The main idea behind this project, is that if you already have a distribution system up and running, the only thing you need to do in order to switch from ThinLTO to distributed ThinLTO is

  • to say that (a) you want to have Distributed ThinLTO (option –thinlto-distribute)
  • point to the location of distributive system executable (option –thinlto-distribution-tool=$(DIST_CC))

So, if you have a Makefile rule for ThinLTO looked like this (libsupport.a is a archive containing bitcode file)

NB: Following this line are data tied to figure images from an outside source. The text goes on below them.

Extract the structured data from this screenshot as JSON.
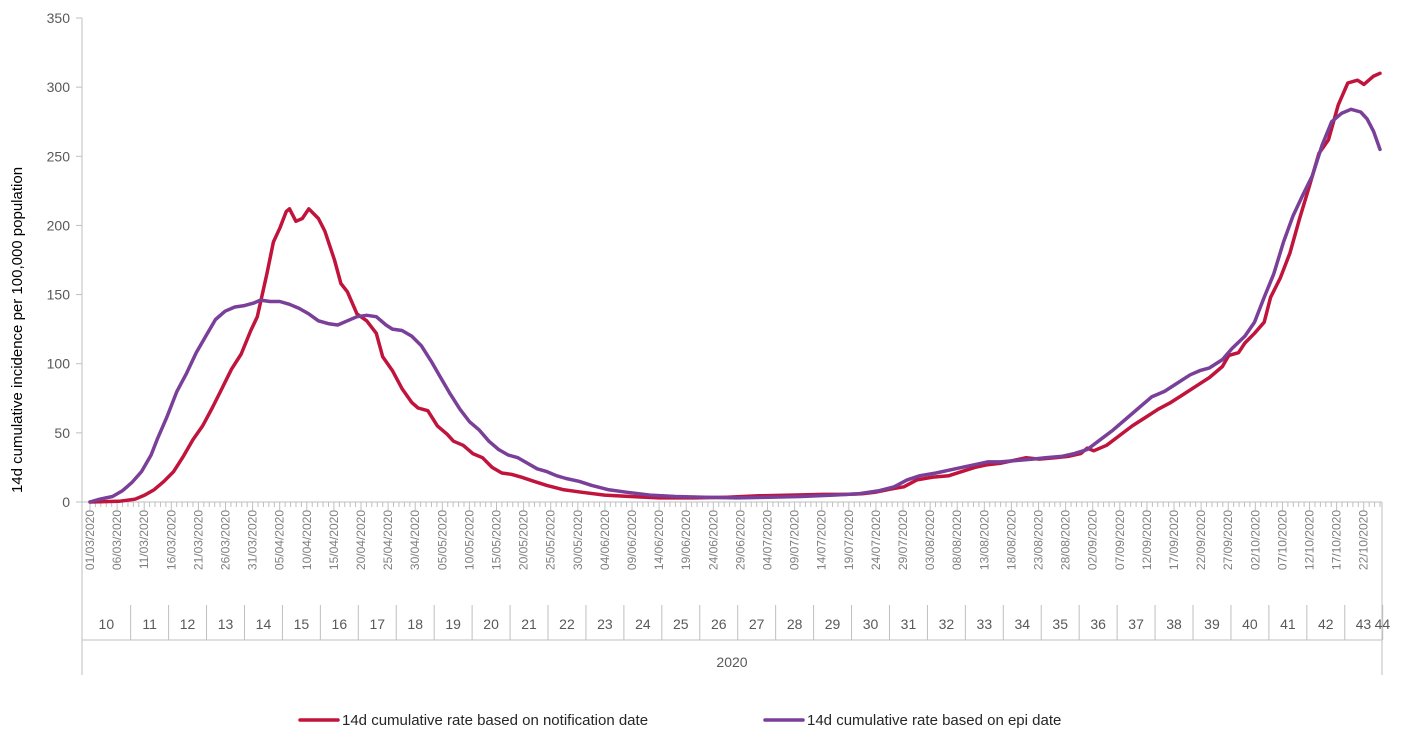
{
  "chart_data": {
    "type": "line",
    "title": "",
    "ylabel": "14d cumulative incidence per 100,000 population",
    "xlabel": "",
    "ylim": [
      0,
      350
    ],
    "yticks": [
      0,
      50,
      100,
      150,
      200,
      250,
      300,
      350
    ],
    "grid": false,
    "legend_position": "bottom",
    "x_start_date": "2020-03-01",
    "x_end_date": "2020-10-25",
    "date_tick_labels": [
      "01/03/2020",
      "06/03/2020",
      "11/03/2020",
      "16/03/2020",
      "21/03/2020",
      "26/03/2020",
      "31/03/2020",
      "05/04/2020",
      "10/04/2020",
      "15/04/2020",
      "20/04/2020",
      "25/04/2020",
      "30/04/2020",
      "05/05/2020",
      "10/05/2020",
      "15/05/2020",
      "20/05/2020",
      "25/05/2020",
      "30/05/2020",
      "04/06/2020",
      "09/06/2020",
      "14/06/2020",
      "19/06/2020",
      "24/06/2020",
      "29/06/2020",
      "04/07/2020",
      "09/07/2020",
      "14/07/2020",
      "19/07/2020",
      "24/07/2020",
      "29/07/2020",
      "03/08/2020",
      "08/08/2020",
      "13/08/2020",
      "18/08/2020",
      "23/08/2020",
      "28/08/2020",
      "02/09/2020",
      "07/09/2020",
      "12/09/2020",
      "17/09/2020",
      "22/09/2020",
      "27/09/2020",
      "02/10/2020",
      "07/10/2020",
      "12/10/2020",
      "17/10/2020",
      "22/10/2020"
    ],
    "week_labels": [
      "10",
      "11",
      "12",
      "13",
      "14",
      "15",
      "16",
      "17",
      "18",
      "19",
      "20",
      "21",
      "22",
      "23",
      "24",
      "25",
      "26",
      "27",
      "28",
      "29",
      "30",
      "31",
      "32",
      "33",
      "34",
      "35",
      "36",
      "37",
      "38",
      "39",
      "40",
      "41",
      "42",
      "43",
      "44"
    ],
    "year_label": "2020",
    "series": [
      {
        "name": "14d cumulative rate based on notification date",
        "color": "#c0143c",
        "points": [
          [
            "2020-03-01",
            0
          ],
          [
            "2020-03-10",
            0.5
          ],
          [
            "2020-03-15",
            2
          ],
          [
            "2020-03-18",
            5
          ],
          [
            "2020-03-21",
            9
          ],
          [
            "2020-03-24",
            15
          ],
          [
            "2020-03-27",
            22
          ],
          [
            "2020-03-30",
            33
          ],
          [
            "2020-04-02",
            45
          ],
          [
            "2020-04-05",
            55
          ],
          [
            "2020-04-08",
            68
          ],
          [
            "2020-04-11",
            82
          ],
          [
            "2020-04-14",
            96
          ],
          [
            "2020-04-17",
            107
          ],
          [
            "2020-04-20",
            124
          ],
          [
            "2020-04-22",
            134
          ],
          [
            "2020-04-25",
            165
          ],
          [
            "2020-04-27",
            188
          ],
          [
            "2020-04-29",
            198
          ],
          [
            "2020-05-01",
            210
          ],
          [
            "2020-05-02",
            212
          ],
          [
            "2020-05-04",
            203
          ],
          [
            "2020-05-06",
            205
          ],
          [
            "2020-05-08",
            212
          ],
          [
            "2020-05-11",
            205
          ],
          [
            "2020-05-13",
            196
          ],
          [
            "2020-05-16",
            175
          ],
          [
            "2020-05-18",
            158
          ],
          [
            "2020-05-20",
            152
          ],
          [
            "2020-05-23",
            136
          ],
          [
            "2020-05-26",
            131
          ],
          [
            "2020-05-29",
            122
          ],
          [
            "2020-05-31",
            105
          ],
          [
            "2020-06-03",
            95
          ],
          [
            "2020-06-06",
            82
          ],
          [
            "2020-06-09",
            72
          ],
          [
            "2020-06-11",
            68
          ],
          [
            "2020-06-14",
            66
          ],
          [
            "2020-06-17",
            55
          ],
          [
            "2020-06-20",
            49
          ],
          [
            "2020-06-22",
            44
          ],
          [
            "2020-06-25",
            41
          ],
          [
            "2020-06-28",
            35
          ],
          [
            "2020-07-01",
            32
          ],
          [
            "2020-07-04",
            25
          ],
          [
            "2020-07-07",
            21
          ],
          [
            "2020-07-10",
            20
          ],
          [
            "2020-07-13",
            18
          ],
          [
            "2020-07-17",
            15
          ],
          [
            "2020-07-21",
            12
          ],
          [
            "2020-07-26",
            9
          ],
          [
            "2020-08-01",
            7
          ],
          [
            "2020-08-08",
            5
          ],
          [
            "2020-08-16",
            4
          ],
          [
            "2020-08-25",
            3
          ],
          [
            "2020-09-05",
            3
          ],
          [
            "2020-09-15",
            3.5
          ],
          [
            "2020-09-25",
            4.5
          ],
          [
            "2020-10-05",
            5
          ],
          [
            "2020-10-15",
            5.5
          ],
          [
            "2020-10-22",
            5.5
          ],
          [
            "2020-10-27",
            6
          ],
          [
            "2020-10-31",
            7
          ],
          [
            "2020-11-04",
            9
          ],
          [
            "2020-11-09",
            11
          ],
          [
            "2020-11-13",
            16
          ],
          [
            "2020-11-18",
            18
          ],
          [
            "2020-11-23",
            19
          ],
          [
            "2020-11-27",
            22
          ],
          [
            "2020-12-01",
            25
          ],
          [
            "2020-12-05",
            27
          ],
          [
            "2020-12-09",
            28
          ],
          [
            "2020-12-13",
            30
          ],
          [
            "2020-12-17",
            32
          ],
          [
            "2020-12-21",
            31
          ],
          [
            "2020-12-26",
            32
          ],
          [
            "2020-12-30",
            33
          ],
          [
            "2021-01-03",
            35
          ],
          [
            "2021-01-05",
            39
          ],
          [
            "2021-01-07",
            37
          ],
          [
            "2021-01-11",
            41
          ],
          [
            "2021-01-15",
            48
          ],
          [
            "2021-01-19",
            55
          ],
          [
            "2021-01-23",
            61
          ],
          [
            "2021-01-27",
            67
          ],
          [
            "2021-01-31",
            72
          ],
          [
            "2021-02-04",
            78
          ],
          [
            "2021-02-08",
            84
          ],
          [
            "2021-02-12",
            90
          ],
          [
            "2021-02-16",
            98
          ],
          [
            "2021-02-18",
            106
          ],
          [
            "2021-02-21",
            108
          ],
          [
            "2021-02-23",
            115
          ],
          [
            "2021-02-26",
            122
          ],
          [
            "2021-03-01",
            130
          ],
          [
            "2021-03-03",
            148
          ],
          [
            "2021-03-06",
            162
          ],
          [
            "2021-03-09",
            180
          ],
          [
            "2021-03-12",
            205
          ],
          [
            "2021-03-15",
            228
          ],
          [
            "2021-03-18",
            252
          ],
          [
            "2021-03-21",
            262
          ],
          [
            "2021-03-24",
            287
          ],
          [
            "2021-03-27",
            303
          ],
          [
            "2021-03-30",
            305
          ],
          [
            "2021-04-01",
            302
          ],
          [
            "2021-04-04",
            308
          ],
          [
            "2021-04-06",
            310
          ]
        ]
      },
      {
        "name": "14d cumulative rate based on epi date",
        "color": "#7a3f98",
        "points": [
          [
            "2020-03-01",
            0
          ],
          [
            "2020-03-04",
            2
          ],
          [
            "2020-03-08",
            4
          ],
          [
            "2020-03-11",
            8
          ],
          [
            "2020-03-14",
            14
          ],
          [
            "2020-03-17",
            22
          ],
          [
            "2020-03-20",
            34
          ],
          [
            "2020-03-22",
            46
          ],
          [
            "2020-03-25",
            62
          ],
          [
            "2020-03-28",
            80
          ],
          [
            "2020-03-31",
            93
          ],
          [
            "2020-04-03",
            108
          ],
          [
            "2020-04-06",
            120
          ],
          [
            "2020-04-09",
            132
          ],
          [
            "2020-04-12",
            138
          ],
          [
            "2020-04-15",
            141
          ],
          [
            "2020-04-18",
            142
          ],
          [
            "2020-04-21",
            144
          ],
          [
            "2020-04-23",
            146
          ],
          [
            "2020-04-26",
            145
          ],
          [
            "2020-04-29",
            145
          ],
          [
            "2020-05-02",
            143
          ],
          [
            "2020-05-05",
            140
          ],
          [
            "2020-05-08",
            136
          ],
          [
            "2020-05-11",
            131
          ],
          [
            "2020-05-14",
            129
          ],
          [
            "2020-05-17",
            128
          ],
          [
            "2020-05-20",
            131
          ],
          [
            "2020-05-23",
            134
          ],
          [
            "2020-05-26",
            135
          ],
          [
            "2020-05-29",
            134
          ],
          [
            "2020-06-01",
            128
          ],
          [
            "2020-06-03",
            125
          ],
          [
            "2020-06-06",
            124
          ],
          [
            "2020-06-09",
            120
          ],
          [
            "2020-06-12",
            113
          ],
          [
            "2020-06-15",
            102
          ],
          [
            "2020-06-18",
            90
          ],
          [
            "2020-06-21",
            78
          ],
          [
            "2020-06-24",
            67
          ],
          [
            "2020-06-27",
            58
          ],
          [
            "2020-06-30",
            52
          ],
          [
            "2020-07-03",
            44
          ],
          [
            "2020-07-06",
            38
          ],
          [
            "2020-07-09",
            34
          ],
          [
            "2020-07-12",
            32
          ],
          [
            "2020-07-15",
            28
          ],
          [
            "2020-07-18",
            24
          ],
          [
            "2020-07-21",
            22
          ],
          [
            "2020-07-24",
            19
          ],
          [
            "2020-07-27",
            17
          ],
          [
            "2020-07-31",
            15
          ],
          [
            "2020-08-04",
            12
          ],
          [
            "2020-08-09",
            9
          ],
          [
            "2020-08-15",
            7
          ],
          [
            "2020-08-22",
            5
          ],
          [
            "2020-08-30",
            4
          ],
          [
            "2020-09-08",
            3.5
          ],
          [
            "2020-09-18",
            3
          ],
          [
            "2020-09-28",
            3.5
          ],
          [
            "2020-10-08",
            4
          ],
          [
            "2020-10-18",
            5
          ],
          [
            "2020-10-26",
            6
          ],
          [
            "2020-11-01",
            8
          ],
          [
            "2020-11-06",
            11
          ],
          [
            "2020-11-10",
            16
          ],
          [
            "2020-11-14",
            19
          ],
          [
            "2020-11-19",
            21
          ],
          [
            "2020-11-23",
            23
          ],
          [
            "2020-11-27",
            25
          ],
          [
            "2020-12-01",
            27
          ],
          [
            "2020-12-05",
            29
          ],
          [
            "2020-12-09",
            29
          ],
          [
            "2020-12-14",
            30
          ],
          [
            "2020-12-19",
            31
          ],
          [
            "2020-12-23",
            32
          ],
          [
            "2020-12-28",
            33
          ],
          [
            "2021-01-01",
            35
          ],
          [
            "2021-01-05",
            38
          ],
          [
            "2021-01-09",
            45
          ],
          [
            "2021-01-13",
            52
          ],
          [
            "2021-01-17",
            60
          ],
          [
            "2021-01-21",
            68
          ],
          [
            "2021-01-25",
            76
          ],
          [
            "2021-01-29",
            80
          ],
          [
            "2021-02-02",
            86
          ],
          [
            "2021-02-06",
            92
          ],
          [
            "2021-02-09",
            95
          ],
          [
            "2021-02-12",
            97
          ],
          [
            "2021-02-16",
            103
          ],
          [
            "2021-02-19",
            111
          ],
          [
            "2021-02-23",
            120
          ],
          [
            "2021-02-26",
            130
          ],
          [
            "2021-03-01",
            148
          ],
          [
            "2021-03-04",
            165
          ],
          [
            "2021-03-07",
            188
          ],
          [
            "2021-03-10",
            207
          ],
          [
            "2021-03-13",
            222
          ],
          [
            "2021-03-16",
            236
          ],
          [
            "2021-03-19",
            258
          ],
          [
            "2021-03-22",
            275
          ],
          [
            "2021-03-25",
            281
          ],
          [
            "2021-03-28",
            284
          ],
          [
            "2021-03-31",
            282
          ],
          [
            "2021-04-02",
            277
          ],
          [
            "2021-04-04",
            268
          ],
          [
            "2021-04-06",
            255
          ]
        ]
      }
    ]
  }
}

program.elf: main.o file1.o libsupport.a
        $(LD) --lto=thin main.o file1.o -lsupport -o program.elf

in order to enable DTLTO, the user simply needs to change the rule like this:

program.elf : main.o file1.o libsupport.a
        $(LD) --lto=thin –thinlto-distribute –thinlto-distribution-tool=$(DIST_CC) main.o file1.o -lsupport -o program.elf

In the example that you showed above, you will not be able to switch from regular TLTO build into DTLTO build by adding just a couple of options. You will have to write a set of new commands. Modifying complex build scripts/makefiles is not convenient for the users and deferring them from using distributed ThinLTO.

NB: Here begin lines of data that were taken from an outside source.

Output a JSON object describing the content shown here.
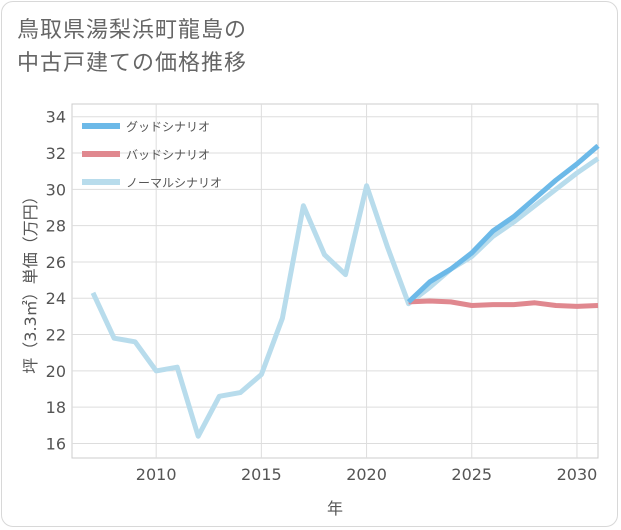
{
  "title_lines": [
    "鳥取県湯梨浜町龍島の",
    "中古戸建ての価格推移"
  ],
  "chart_data": {
    "type": "line",
    "xlabel": "年",
    "ylabel": "坪（3.3㎡）単価（万円）",
    "xlim": [
      2006,
      2031
    ],
    "ylim": [
      15.2,
      34.7
    ],
    "x_ticks": [
      2010,
      2015,
      2020,
      2025,
      2030
    ],
    "y_ticks": [
      16,
      18,
      20,
      22,
      24,
      26,
      28,
      30,
      32,
      34
    ],
    "grid": true,
    "legend_position": "top-left",
    "series": [
      {
        "name": "グッドシナリオ",
        "color": "#6cb9e8",
        "x": [
          2022,
          2023,
          2024,
          2025,
          2026,
          2027,
          2028,
          2029,
          2030,
          2031
        ],
        "y": [
          23.8,
          24.9,
          25.6,
          26.5,
          27.7,
          28.5,
          29.5,
          30.5,
          31.4,
          32.4
        ]
      },
      {
        "name": "バッドシナリオ",
        "color": "#e0888f",
        "x": [
          2022,
          2023,
          2024,
          2025,
          2026,
          2027,
          2028,
          2029,
          2030,
          2031
        ],
        "y": [
          23.8,
          23.85,
          23.8,
          23.6,
          23.65,
          23.65,
          23.75,
          23.6,
          23.55,
          23.6
        ]
      },
      {
        "name": "ノーマルシナリオ",
        "color": "#b8dcec",
        "x": [
          2007,
          2008,
          2009,
          2010,
          2011,
          2012,
          2013,
          2014,
          2015,
          2016,
          2017,
          2018,
          2019,
          2020,
          2021,
          2022,
          2023,
          2024,
          2025,
          2026,
          2027,
          2028,
          2029,
          2030,
          2031
        ],
        "y": [
          24.3,
          21.8,
          21.6,
          20.0,
          20.2,
          16.4,
          18.6,
          18.8,
          19.8,
          22.9,
          29.1,
          26.4,
          25.3,
          30.2,
          26.8,
          23.7,
          24.6,
          25.6,
          26.3,
          27.4,
          28.2,
          29.1,
          30.0,
          30.9,
          31.7
        ]
      }
    ]
  }
}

We already have DTLTO (Distributed ThinLTO) integrated with Sony’s proprietary distribution system (SN-DBS) and this project is production level. Since integration with any proprietary distribution system will not be appealing for LLVM community, we also created a prototype for integrating DTLTO with open source distribution system called Icecream. In order to do this, we had to support Icecream makefile generator in LLVM as well as make some changes in Icecream’s sources (though we haven’t ask for permissions to upstream our changes to Icecream yet).

And another thing that I wanted to emphasize, that with our integrated DTLTO approach the users don’t have to convert archives into thin archives or unpack the archives and surround its members with --start-lib … --end-lib. All the work is done by the linker.

The only thing that is needed for the user to switch from using regular ThinTLO into distributed ThinLTO is to add two options to the linker command line.